Je devais fuir et dire au monde ce qui se passait en Corée du Nord !
La terrible famine
En 1994, la mort de Kim Il-Sung lui redonne espoir. La chute des autres pays communistes la réjouit, elle pense que le pays pourrait s’ouvrir et les conditions de vie s’améliorer. Mais l’entrée en fonction du nouveau leader, Kim Jong-Il, entraîne une terrible famine. Selon des estimations, un à trois millions de personnes seraient mortes de faim dans les années nonante en Corée du Nord. «Derrière ma porte, j’entendais des enfants implorer de la nourriture, jusqu’à ce que leurs voix se taisent pour toujours. Je me souviens de rues jonchées de cadavres, morts de faim.» Eiko demande à sa famille restée au Japon de lui envoyer de l’argent. Grâce aux sommes reçues, elle réussit à nourrir ses enfants. Alors que la population est à l’agonie, Kim Jong-Il construit un mausolée en l’honneur de son père, The Kumsusan Palace of the Sun. «Vous imaginez, plutôt que d’aider la population, Kim Jong-Il a réquisitionné toute la force de travail et l’argent pour construire une tombe ! C’est à cette période que je me suis dit que je ne pouvais absolument plus rester dans ce pays. Je devais fuir et dire au monde ce qui se passait en Corée du Nord !».

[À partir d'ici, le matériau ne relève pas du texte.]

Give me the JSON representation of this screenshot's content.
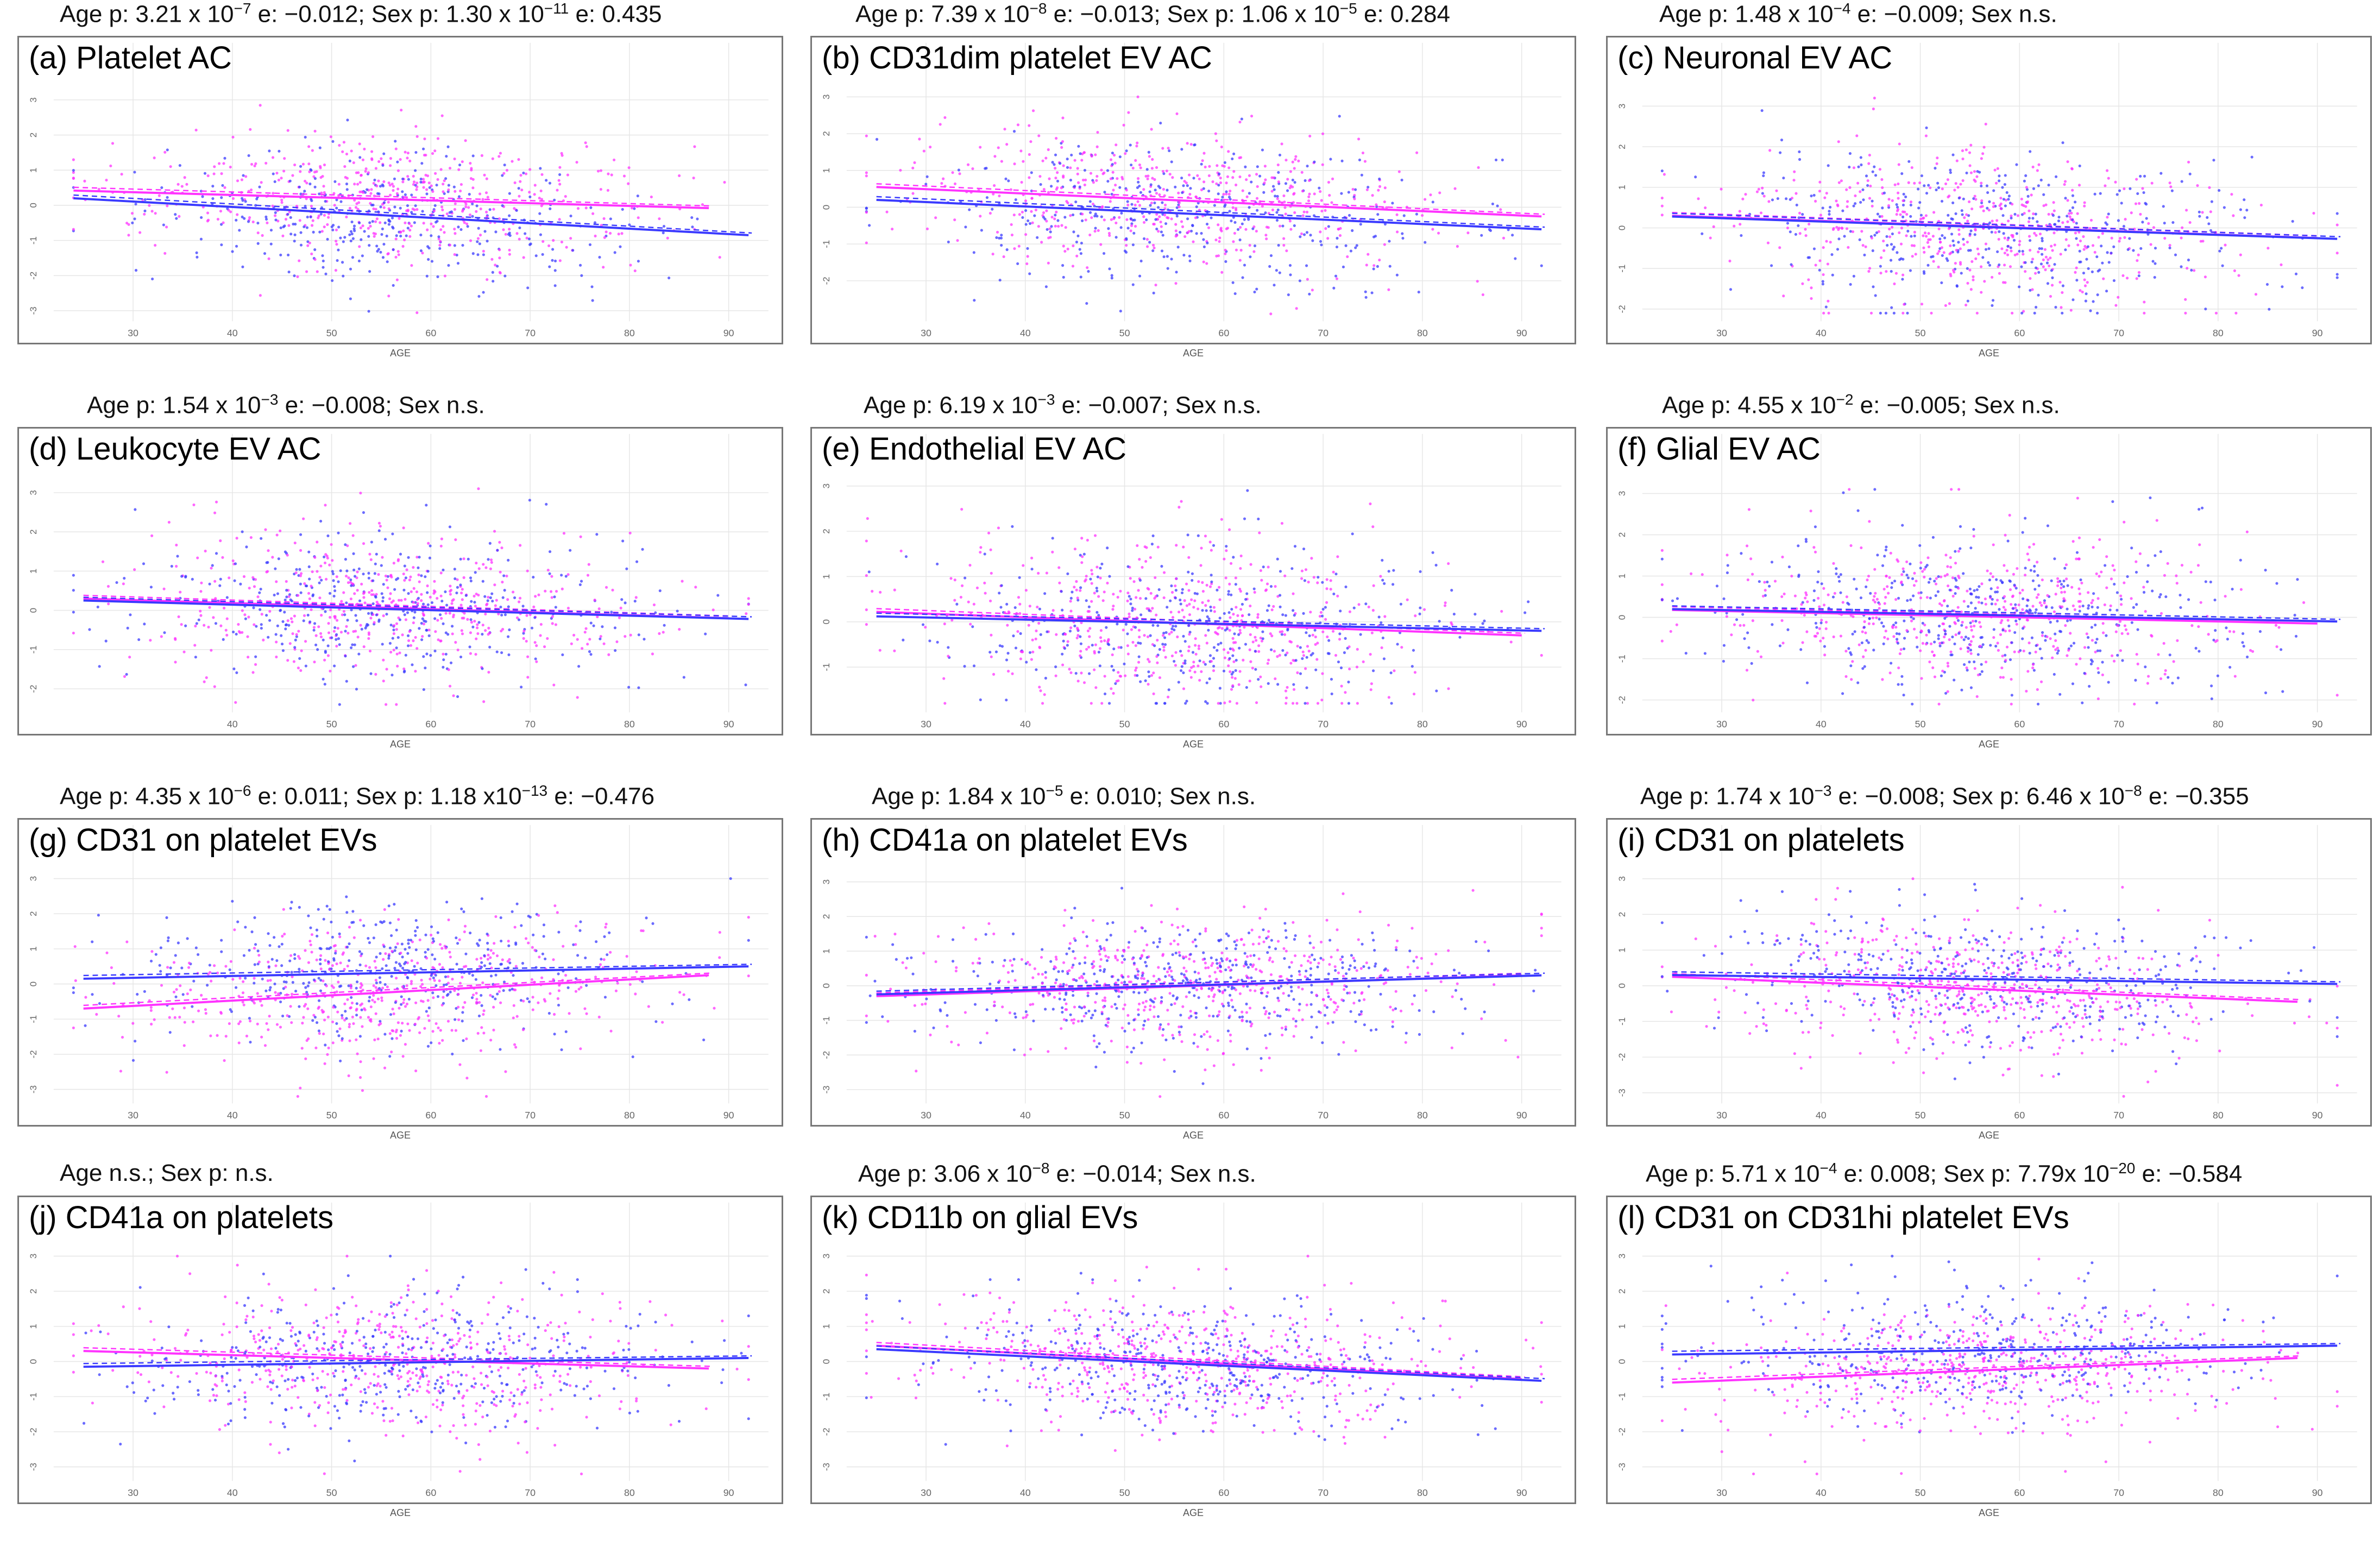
{
  "colors": {
    "female": "#ff33ff",
    "male": "#3a3aff",
    "grid": "#e6e6e6",
    "frame": "#777777"
  },
  "chart_data": [
    {
      "type": "scatter",
      "panel": "(a) Platelet AC",
      "header": "Age p: 3.21 x 10^-7 e: −0.012; Sex p: 1.30 x 10^-11 e: 0.435",
      "xlabel": "AGE",
      "xlim": [
        22,
        94
      ],
      "ylim": [
        -3.3,
        3.4
      ],
      "xticks": [
        30,
        40,
        50,
        60,
        70,
        80,
        90
      ],
      "yticks": [
        -3,
        -2,
        -1,
        0,
        1,
        2,
        3
      ],
      "lines": [
        {
          "sex": "female",
          "x": [
            24,
            88
          ],
          "y": [
            0.42,
            -0.08
          ]
        },
        {
          "sex": "male",
          "x": [
            24,
            92
          ],
          "y": [
            0.2,
            -0.85
          ]
        }
      ]
    },
    {
      "type": "scatter",
      "panel": "(b) CD31dim platelet EV AC",
      "header": "Age p: 7.39 x 10^-8 e: −0.013; Sex p: 1.06 x 10^-5 e: 0.284",
      "xlabel": "AGE",
      "xlim": [
        22,
        94
      ],
      "ylim": [
        -3.1,
        3.3
      ],
      "xticks": [
        30,
        40,
        50,
        60,
        70,
        80,
        90
      ],
      "yticks": [
        -2,
        -1,
        0,
        1,
        2,
        3
      ],
      "lines": [
        {
          "sex": "female",
          "x": [
            25,
            92
          ],
          "y": [
            0.55,
            -0.25
          ]
        },
        {
          "sex": "male",
          "x": [
            25,
            92
          ],
          "y": [
            0.2,
            -0.6
          ]
        }
      ]
    },
    {
      "type": "scatter",
      "panel": "(c) Neuronal EV AC",
      "header": "Age p: 1.48 x 10^-4 e: −0.009; Sex n.s.",
      "xlabel": "AGE",
      "xlim": [
        22,
        94
      ],
      "ylim": [
        -2.3,
        3.5
      ],
      "xticks": [
        30,
        40,
        50,
        60,
        70,
        80,
        90
      ],
      "yticks": [
        -2,
        -1,
        0,
        1,
        2,
        3
      ],
      "lines": [
        {
          "sex": "female",
          "x": [
            25,
            90
          ],
          "y": [
            0.3,
            -0.25
          ]
        },
        {
          "sex": "male",
          "x": [
            25,
            92
          ],
          "y": [
            0.28,
            -0.27
          ]
        }
      ]
    },
    {
      "type": "scatter",
      "panel": "(d) Leukocyte EV AC",
      "header": "Age p: 1.54 x 10^-3 e: −0.008; Sex n.s.",
      "xlabel": "AGE",
      "xlim": [
        22,
        94
      ],
      "ylim": [
        -2.6,
        3.4
      ],
      "xticks": [
        40,
        50,
        60,
        70,
        80,
        90
      ],
      "yticks": [
        -2,
        -1,
        0,
        1,
        2,
        3
      ],
      "lines": [
        {
          "sex": "female",
          "x": [
            25,
            90
          ],
          "y": [
            0.3,
            -0.2
          ]
        },
        {
          "sex": "male",
          "x": [
            25,
            92
          ],
          "y": [
            0.25,
            -0.22
          ]
        }
      ]
    },
    {
      "type": "scatter",
      "panel": "(e) Endothelial EV AC",
      "header": "Age p: 6.19 x 10^-3 e: −0.007; Sex n.s.",
      "xlabel": "AGE",
      "xlim": [
        22,
        94
      ],
      "ylim": [
        -2.0,
        3.2
      ],
      "xticks": [
        30,
        40,
        50,
        60,
        70,
        80,
        90
      ],
      "yticks": [
        -1,
        0,
        1,
        2,
        3
      ],
      "lines": [
        {
          "sex": "female",
          "x": [
            25,
            90
          ],
          "y": [
            0.22,
            -0.3
          ]
        },
        {
          "sex": "male",
          "x": [
            25,
            92
          ],
          "y": [
            0.12,
            -0.2
          ]
        }
      ]
    },
    {
      "type": "scatter",
      "panel": "(f) Glial EV AC",
      "header": "Age p: 4.55 x 10^-2 e: −0.005; Sex n.s.",
      "xlabel": "AGE",
      "xlim": [
        22,
        94
      ],
      "ylim": [
        -2.3,
        3.4
      ],
      "xticks": [
        30,
        40,
        50,
        60,
        70,
        80,
        90
      ],
      "yticks": [
        -2,
        -1,
        0,
        1,
        2,
        3
      ],
      "lines": [
        {
          "sex": "female",
          "x": [
            25,
            90
          ],
          "y": [
            0.18,
            -0.15
          ]
        },
        {
          "sex": "male",
          "x": [
            25,
            92
          ],
          "y": [
            0.2,
            -0.1
          ]
        }
      ]
    },
    {
      "type": "scatter",
      "panel": "(g) CD31 on platelet EVs",
      "header": "Age p: 4.35 x 10^-6 e: 0.011; Sex p: 1.18 x10^-13 e: −0.476",
      "xlabel": "AGE",
      "xlim": [
        22,
        94
      ],
      "ylim": [
        -3.4,
        3.3
      ],
      "xticks": [
        30,
        40,
        50,
        60,
        70,
        80,
        90
      ],
      "yticks": [
        -3,
        -2,
        -1,
        0,
        1,
        2,
        3
      ],
      "lines": [
        {
          "sex": "female",
          "x": [
            25,
            88
          ],
          "y": [
            -0.7,
            0.25
          ]
        },
        {
          "sex": "male",
          "x": [
            25,
            92
          ],
          "y": [
            0.15,
            0.5
          ]
        }
      ]
    },
    {
      "type": "scatter",
      "panel": "(h) CD41a on platelet EVs",
      "header": "Age p: 1.84 x 10^-5 e: 0.010; Sex n.s.",
      "xlabel": "AGE",
      "xlim": [
        22,
        94
      ],
      "ylim": [
        -3.4,
        3.4
      ],
      "xticks": [
        30,
        40,
        50,
        60,
        70,
        80,
        90
      ],
      "yticks": [
        -3,
        -2,
        -1,
        0,
        1,
        2,
        3
      ],
      "lines": [
        {
          "sex": "female",
          "x": [
            25,
            90
          ],
          "y": [
            -0.3,
            0.3
          ]
        },
        {
          "sex": "male",
          "x": [
            25,
            92
          ],
          "y": [
            -0.25,
            0.3
          ]
        }
      ]
    },
    {
      "type": "scatter",
      "panel": "(i) CD31 on platelets",
      "header": "Age p: 1.74 x 10^-3 e: −0.008; Sex p: 6.46 x 10^-8 e: −0.355",
      "xlabel": "AGE",
      "xlim": [
        22,
        94
      ],
      "ylim": [
        -3.3,
        3.3
      ],
      "xticks": [
        30,
        40,
        50,
        60,
        70,
        80,
        90
      ],
      "yticks": [
        -3,
        -2,
        -1,
        0,
        1,
        2,
        3
      ],
      "lines": [
        {
          "sex": "female",
          "x": [
            25,
            88
          ],
          "y": [
            0.25,
            -0.45
          ]
        },
        {
          "sex": "male",
          "x": [
            25,
            92
          ],
          "y": [
            0.3,
            0.05
          ]
        }
      ]
    },
    {
      "type": "scatter",
      "panel": "(j) CD41a on platelets",
      "header": "Age n.s.; Sex p: n.s.",
      "xlabel": "AGE",
      "xlim": [
        22,
        94
      ],
      "ylim": [
        -3.4,
        3.3
      ],
      "xticks": [
        30,
        40,
        50,
        60,
        70,
        80,
        90
      ],
      "yticks": [
        -3,
        -2,
        -1,
        0,
        1,
        2,
        3
      ],
      "lines": [
        {
          "sex": "female",
          "x": [
            25,
            88
          ],
          "y": [
            0.3,
            -0.2
          ]
        },
        {
          "sex": "male",
          "x": [
            25,
            92
          ],
          "y": [
            -0.15,
            0.1
          ]
        }
      ]
    },
    {
      "type": "scatter",
      "panel": "(k) CD11b on glial EVs",
      "header": "Age p: 3.06 x 10^-8 e: −0.014; Sex n.s.",
      "xlabel": "AGE",
      "xlim": [
        22,
        94
      ],
      "ylim": [
        -3.4,
        3.3
      ],
      "xticks": [
        30,
        40,
        50,
        60,
        70,
        80,
        90
      ],
      "yticks": [
        -3,
        -2,
        -1,
        0,
        1,
        2,
        3
      ],
      "lines": [
        {
          "sex": "female",
          "x": [
            25,
            90
          ],
          "y": [
            0.45,
            -0.5
          ]
        },
        {
          "sex": "male",
          "x": [
            25,
            92
          ],
          "y": [
            0.35,
            -0.55
          ]
        }
      ]
    },
    {
      "type": "scatter",
      "panel": "(l) CD31 on CD31hi platelet EVs",
      "header": "Age p: 5.71 x 10^-4 e: 0.008; Sex p: 7.79x 10^-20 e: −0.584",
      "xlabel": "AGE",
      "xlim": [
        22,
        94
      ],
      "ylim": [
        -3.4,
        3.3
      ],
      "xticks": [
        30,
        40,
        50,
        60,
        70,
        80,
        90
      ],
      "yticks": [
        -3,
        -2,
        -1,
        0,
        1,
        2,
        3
      ],
      "lines": [
        {
          "sex": "female",
          "x": [
            25,
            88
          ],
          "y": [
            -0.6,
            0.1
          ]
        },
        {
          "sex": "male",
          "x": [
            25,
            92
          ],
          "y": [
            0.2,
            0.45
          ]
        }
      ]
    }
  ]
}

Eiko Kawasaki parvient à passer la frontière en 2003, à l’âge de 60 ans, en payant des militaires pour qu’ils gardent le silence. Terrifiée, elle reste cachée en Chine pendant un an et demi avant de pouvoir rejoindre le Japon grâce à l’aide de son frère. «Lorsque j’ai fui, je n’ai rien dit à personne pour ne pas mettre mes proches en danger. Même au Japon, j’ai caché mon identité pendant des années, de peur que ma famille subisse des représailles.» Depuis trois ans, elle parle ouvertement. «Je ne pense pas que je reverrai un jour mes enfants. Je ne veux pas mourir en gardant un tel secret. Je veux parler de mon histoire pour pouvoir toucher les gens et aider les victimes du régime de Pyongyang. » La Coréenne vient de fonder l’ONG Korea of all qui défend les droits des Coréen·ne·s, plus particulièrement de celles et ceux qui comme elles ont participé au programme de rapatriement vers la Corée du Nord. Elle se bat pour que les survivant·e·s qui ont fui le pays puissent recevoir un soutien de la part du Japon. Elle souhaite également que le pays facilite le retour des personnes qui se trouvent encore en Corée du Nord.